Sorry for the long introduction but I wanted to be very clear what it is I am doing.
Is my approach bad or unusual?
Are there any potential issues to doing it this way?
What have other people done when they need a dynamic interface and
still want to keep everything in Interface Builder?
Notes
Before anyone asks why don't I just display the sub views on a new screen and use the navigation bar, let me say that I have very good reasons and I do understand iOS UI guidelines. The above use case is not exactly my use case but it's one that clearly describes the problem without getting bogged down in my development app.
Also I know I could have written all the sub views as code but each sub view has a complex layout of child views and it would be a lot of code and messing around to try and get them looking right.
Thanks in advance.
There isn't necessarily a 1-to-1 relationship between view controllers and views. Most views contain many subviews, which are views themselves, so this literally doesn't make sense.
However, depending on the complexity of the views (including their content), you may want separate view controllers... or not.
For example, if you have two sbuviews that are each tableViews, you may want to have one view controller for each tableView.

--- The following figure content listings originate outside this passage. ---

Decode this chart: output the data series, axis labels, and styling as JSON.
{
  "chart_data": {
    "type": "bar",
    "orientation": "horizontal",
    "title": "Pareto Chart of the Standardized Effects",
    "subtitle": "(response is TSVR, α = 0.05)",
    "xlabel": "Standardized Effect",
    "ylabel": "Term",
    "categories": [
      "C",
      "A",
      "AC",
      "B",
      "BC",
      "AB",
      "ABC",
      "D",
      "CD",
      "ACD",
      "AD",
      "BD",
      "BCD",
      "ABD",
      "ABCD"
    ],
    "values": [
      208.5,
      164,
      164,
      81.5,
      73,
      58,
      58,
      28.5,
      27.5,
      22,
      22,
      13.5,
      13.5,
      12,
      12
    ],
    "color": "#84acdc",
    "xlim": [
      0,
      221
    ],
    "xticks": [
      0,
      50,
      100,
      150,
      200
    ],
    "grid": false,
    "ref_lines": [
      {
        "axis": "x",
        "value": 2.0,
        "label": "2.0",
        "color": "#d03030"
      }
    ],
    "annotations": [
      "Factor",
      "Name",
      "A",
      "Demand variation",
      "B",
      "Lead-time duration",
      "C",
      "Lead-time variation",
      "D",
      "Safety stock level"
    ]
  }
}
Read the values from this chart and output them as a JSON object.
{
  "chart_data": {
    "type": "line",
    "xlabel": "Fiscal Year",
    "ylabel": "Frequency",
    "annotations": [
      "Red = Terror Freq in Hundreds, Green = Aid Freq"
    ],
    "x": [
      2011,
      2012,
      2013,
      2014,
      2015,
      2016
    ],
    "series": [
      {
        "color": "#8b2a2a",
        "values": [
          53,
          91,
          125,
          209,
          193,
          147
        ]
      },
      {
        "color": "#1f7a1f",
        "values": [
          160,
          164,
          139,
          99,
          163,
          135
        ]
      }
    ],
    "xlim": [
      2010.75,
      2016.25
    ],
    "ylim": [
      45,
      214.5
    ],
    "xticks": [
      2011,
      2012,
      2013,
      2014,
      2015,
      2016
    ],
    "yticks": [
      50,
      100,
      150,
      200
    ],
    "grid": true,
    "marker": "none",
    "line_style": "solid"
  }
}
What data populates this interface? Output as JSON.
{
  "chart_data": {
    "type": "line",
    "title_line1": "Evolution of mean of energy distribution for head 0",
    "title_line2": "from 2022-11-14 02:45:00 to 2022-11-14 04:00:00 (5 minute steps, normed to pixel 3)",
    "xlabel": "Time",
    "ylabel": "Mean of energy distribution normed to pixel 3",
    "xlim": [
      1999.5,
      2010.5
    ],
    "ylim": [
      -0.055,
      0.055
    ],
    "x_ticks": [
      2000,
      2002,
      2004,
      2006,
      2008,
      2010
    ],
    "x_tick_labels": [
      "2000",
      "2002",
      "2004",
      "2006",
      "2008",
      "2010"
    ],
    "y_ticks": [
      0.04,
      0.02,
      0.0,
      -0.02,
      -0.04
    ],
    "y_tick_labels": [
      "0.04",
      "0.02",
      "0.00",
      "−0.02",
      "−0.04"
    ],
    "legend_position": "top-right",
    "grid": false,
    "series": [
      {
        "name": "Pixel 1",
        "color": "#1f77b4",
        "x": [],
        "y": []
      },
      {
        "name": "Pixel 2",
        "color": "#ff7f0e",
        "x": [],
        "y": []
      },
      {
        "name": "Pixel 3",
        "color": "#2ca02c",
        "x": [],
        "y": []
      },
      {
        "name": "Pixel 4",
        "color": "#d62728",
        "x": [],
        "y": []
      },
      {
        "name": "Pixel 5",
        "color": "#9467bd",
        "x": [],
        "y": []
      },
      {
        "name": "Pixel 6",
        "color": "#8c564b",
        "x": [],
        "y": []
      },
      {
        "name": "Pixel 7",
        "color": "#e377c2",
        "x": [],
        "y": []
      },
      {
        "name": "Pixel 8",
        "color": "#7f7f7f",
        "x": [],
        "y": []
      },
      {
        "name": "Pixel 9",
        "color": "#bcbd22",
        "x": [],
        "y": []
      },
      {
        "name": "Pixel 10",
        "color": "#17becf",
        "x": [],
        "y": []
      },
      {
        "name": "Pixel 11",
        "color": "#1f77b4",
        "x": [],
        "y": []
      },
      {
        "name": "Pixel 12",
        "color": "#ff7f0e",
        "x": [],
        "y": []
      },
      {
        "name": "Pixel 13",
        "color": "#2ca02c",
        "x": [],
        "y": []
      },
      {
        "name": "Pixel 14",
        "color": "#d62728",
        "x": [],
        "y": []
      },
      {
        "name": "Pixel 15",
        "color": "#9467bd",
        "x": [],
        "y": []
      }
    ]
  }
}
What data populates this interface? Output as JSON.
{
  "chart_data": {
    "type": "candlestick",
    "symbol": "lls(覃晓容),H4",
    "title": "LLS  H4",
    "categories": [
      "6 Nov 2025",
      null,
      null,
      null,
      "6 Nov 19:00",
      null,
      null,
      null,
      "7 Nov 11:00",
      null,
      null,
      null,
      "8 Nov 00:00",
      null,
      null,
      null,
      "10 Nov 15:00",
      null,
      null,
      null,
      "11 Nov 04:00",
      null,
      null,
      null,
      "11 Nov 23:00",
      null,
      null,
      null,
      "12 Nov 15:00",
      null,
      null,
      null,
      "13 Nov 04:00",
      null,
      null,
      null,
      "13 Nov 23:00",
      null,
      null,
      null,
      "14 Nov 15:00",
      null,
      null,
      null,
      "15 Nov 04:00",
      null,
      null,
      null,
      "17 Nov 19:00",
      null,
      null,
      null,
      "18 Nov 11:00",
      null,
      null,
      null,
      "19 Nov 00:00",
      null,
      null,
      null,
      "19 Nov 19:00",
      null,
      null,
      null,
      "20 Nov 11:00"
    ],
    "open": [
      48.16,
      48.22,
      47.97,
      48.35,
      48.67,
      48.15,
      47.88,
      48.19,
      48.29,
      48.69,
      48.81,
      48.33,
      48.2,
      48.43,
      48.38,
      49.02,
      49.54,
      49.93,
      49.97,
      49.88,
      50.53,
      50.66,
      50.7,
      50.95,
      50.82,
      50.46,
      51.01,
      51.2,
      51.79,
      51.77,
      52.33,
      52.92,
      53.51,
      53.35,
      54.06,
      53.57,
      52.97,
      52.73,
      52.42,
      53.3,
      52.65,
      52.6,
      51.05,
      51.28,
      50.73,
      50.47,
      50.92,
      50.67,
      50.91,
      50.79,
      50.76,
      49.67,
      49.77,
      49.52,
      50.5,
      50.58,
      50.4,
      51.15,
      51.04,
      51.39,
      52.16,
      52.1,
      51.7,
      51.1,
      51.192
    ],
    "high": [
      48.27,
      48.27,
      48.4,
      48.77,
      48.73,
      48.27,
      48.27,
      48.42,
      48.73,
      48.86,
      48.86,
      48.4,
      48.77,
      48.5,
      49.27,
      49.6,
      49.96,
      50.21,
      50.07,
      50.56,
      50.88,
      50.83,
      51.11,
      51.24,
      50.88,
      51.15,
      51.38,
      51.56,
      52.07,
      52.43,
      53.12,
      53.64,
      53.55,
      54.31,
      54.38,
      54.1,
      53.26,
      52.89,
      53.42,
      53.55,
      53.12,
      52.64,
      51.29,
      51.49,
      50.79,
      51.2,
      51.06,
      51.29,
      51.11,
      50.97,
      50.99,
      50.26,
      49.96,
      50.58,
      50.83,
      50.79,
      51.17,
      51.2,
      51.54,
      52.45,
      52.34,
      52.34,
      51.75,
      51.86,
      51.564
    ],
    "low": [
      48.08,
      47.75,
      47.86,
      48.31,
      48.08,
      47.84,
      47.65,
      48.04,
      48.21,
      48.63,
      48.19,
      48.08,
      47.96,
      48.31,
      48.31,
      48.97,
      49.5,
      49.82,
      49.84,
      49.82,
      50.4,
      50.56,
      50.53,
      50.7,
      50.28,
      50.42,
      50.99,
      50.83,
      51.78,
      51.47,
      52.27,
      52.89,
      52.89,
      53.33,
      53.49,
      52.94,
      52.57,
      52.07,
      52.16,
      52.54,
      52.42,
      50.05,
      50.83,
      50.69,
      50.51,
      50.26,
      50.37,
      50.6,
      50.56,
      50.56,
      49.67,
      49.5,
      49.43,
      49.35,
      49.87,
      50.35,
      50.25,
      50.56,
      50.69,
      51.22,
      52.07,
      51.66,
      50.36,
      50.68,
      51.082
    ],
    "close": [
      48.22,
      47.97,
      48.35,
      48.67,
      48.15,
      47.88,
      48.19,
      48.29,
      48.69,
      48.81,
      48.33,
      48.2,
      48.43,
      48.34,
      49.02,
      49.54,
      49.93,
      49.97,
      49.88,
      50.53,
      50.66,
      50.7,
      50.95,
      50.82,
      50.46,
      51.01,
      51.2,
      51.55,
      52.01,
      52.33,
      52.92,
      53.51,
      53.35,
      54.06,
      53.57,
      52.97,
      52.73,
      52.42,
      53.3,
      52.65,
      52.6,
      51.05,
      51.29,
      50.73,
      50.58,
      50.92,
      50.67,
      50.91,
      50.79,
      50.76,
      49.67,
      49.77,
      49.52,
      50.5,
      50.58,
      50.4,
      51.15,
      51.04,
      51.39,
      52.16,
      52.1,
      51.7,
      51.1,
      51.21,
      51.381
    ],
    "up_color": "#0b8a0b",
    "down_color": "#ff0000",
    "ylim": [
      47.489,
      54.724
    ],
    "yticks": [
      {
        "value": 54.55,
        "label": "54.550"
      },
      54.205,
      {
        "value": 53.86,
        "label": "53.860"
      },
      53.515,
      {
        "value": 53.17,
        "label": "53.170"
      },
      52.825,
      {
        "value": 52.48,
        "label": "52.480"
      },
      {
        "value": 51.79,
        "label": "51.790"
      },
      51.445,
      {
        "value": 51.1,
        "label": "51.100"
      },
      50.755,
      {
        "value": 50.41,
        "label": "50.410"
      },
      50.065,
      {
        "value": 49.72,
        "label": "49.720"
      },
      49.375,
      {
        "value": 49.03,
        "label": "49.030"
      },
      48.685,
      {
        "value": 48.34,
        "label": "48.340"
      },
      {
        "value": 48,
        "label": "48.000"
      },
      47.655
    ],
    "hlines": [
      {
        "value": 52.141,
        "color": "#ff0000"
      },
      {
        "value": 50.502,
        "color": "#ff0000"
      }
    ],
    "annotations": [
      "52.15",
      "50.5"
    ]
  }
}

This is because each tableView is looking at the same delegate methods, and if they are in the same viewController, then the delegate methods have to differentiate between the tableViews. The delegate methods have signatures that allow this, but, in my experience, it can really make for a messy code design that is hard to follow and hard to manage.
On the other hand, you may have two tables that are managed by the same viewController, where one table is filled with meaningful data and the other is simply a place holder (as when the data source is empty). One might be visible while the other is not. Why make you life complicated by creating two view controllers when both are driven by the same data source (the model)?
In my mind, it comes down to how difficult it is to follow and manage the code. If the complexity of using a single view controller becomes burdensome, consider using more view controllers.
UPDATE
By the way, I have an example that I am currently working with that may illustrate a similar situation. In the InAppSettingsKit, that a lot of developers use, there are several xib files for pieces of the main view. You can look at the structure here on github. There is one main view controllers and several xib files. (There is also what I would call a "helper" view controller and an email composer view controller.) In this example, the xib files may be used multiple times to specify the layout of table view cells. There is no view controller for each xib file, though. (The documentation for InAppSettingsKit is sparse, so these things may not be obvious just by taking a quick look at it.)
Every View should have a corresponding UIViewController. Using one ViewController to "Control" more than one view breaks the MVC paradigm. "Controlling" multiple "views" from one controller will make it much harder to change one thing without breaking something else. The choices you make on how to present the content to the end user will be different for every individual. So if you say a NavigationController won't work in your case, maybe a Modal view is the answer or, you might just instantiate your custom UIViewControllers and add them to your view ([addSubview:]), if thats the road you want, but like I said, it would be beneficial for you to make a "controller" for each view object along with the corresponding xib. If you need information sent back, use a delegate or use Notifications to send the message back to the parent view. I learned the hard way that not following MVC paradigm, will make you life miserable. Try and keep your code as decoupled as possible. And read up on the MVC design pattern, you won't regret it.
actually its possible to do this.
Open your .xib file,select File’s Owner(in placeholder) -> "identity inspector" (utilities) -> change class name to your controller classname -> press control and drag file's owner placeholder to View object, select "view" in dialog.
Now you can customize your view.
p.s. you can use the same outlets as first xib, you need only to drag them to the new xib(+control sure).